The researchers found that young persons’ attitudes and aims about sex are more powerful than their attitudes and intentions about being abstinent.
“Interventions that have been created to encourage abstinence have treated abstinence and sexual activity as opposites. Nevertheless, teenagers say they don’t think of them as opposites,” lead author Tatiana Masters, a doctoral student in social work, said in a university news release. Masters said “These (abstinence-only) interferences are less likely to work than more comprehensive sex-education programs, for the reason that they are not meeting adolescents where they are, and they are speaking a different language”.
The study contained 365 adolescents (230 girls, 135 boys) in Seattle who took part in an intervention to reduce HIV risk behavior. The participants filled out questionnaires asking them about their attitudes and intentions about abstinence and sex, and about their sexual activity in the previous six months.
In the beginning of the study, 11 percent of the boys and 4 percent of the girls had had sexual intercourse.

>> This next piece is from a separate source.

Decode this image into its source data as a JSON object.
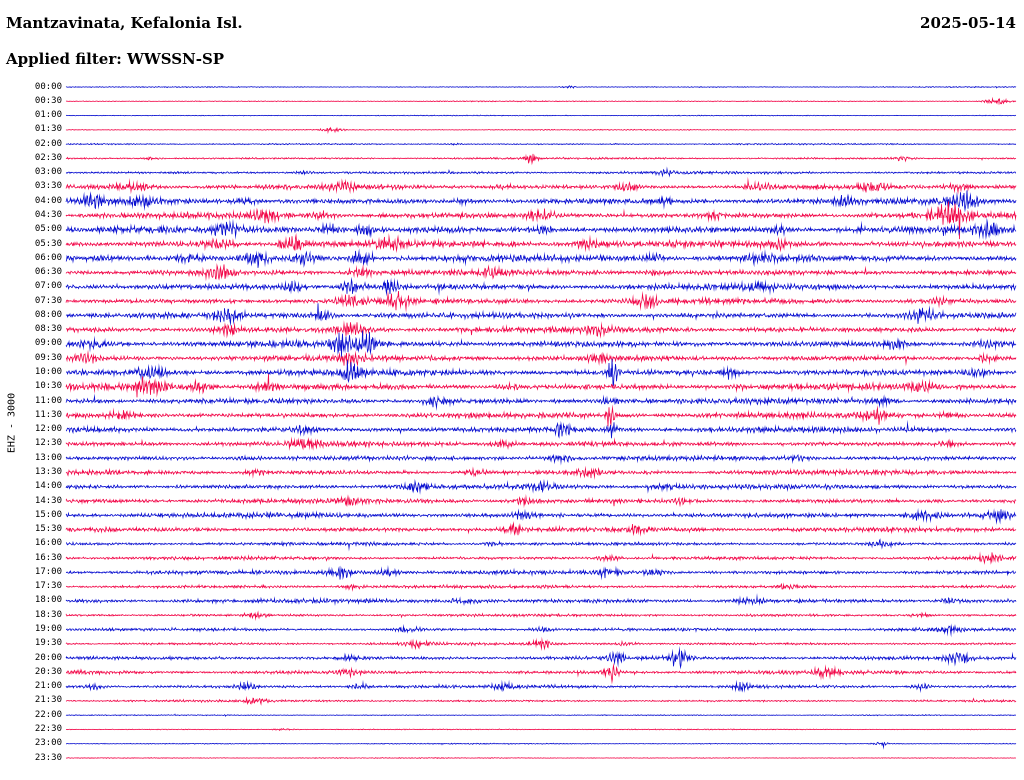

That enlarged to 12 percent of the boys and 8 percent of the girls six months later, and to 22 percent of the boys and 12 percent of the girls one year later.
Masters said “This paper makes obvious that growing abstinence intention does not lead to less sex. In actual fact, when abstinence intention and sex intention interact with each other a teenager is more likely to have sex”.
The study was printed in the journal Perspectives on Sexual and Reproductive Health.
In 2007, the U.S. government offered $176 million for abstinence-only programs, nevertheless there is no federal funding for comprehensive sex education programs. Masters and colleagues concluded this study’s findings “raise serious concerns about the abstinence-only approach as a risk-reduction method for adolescent sexual behavior”.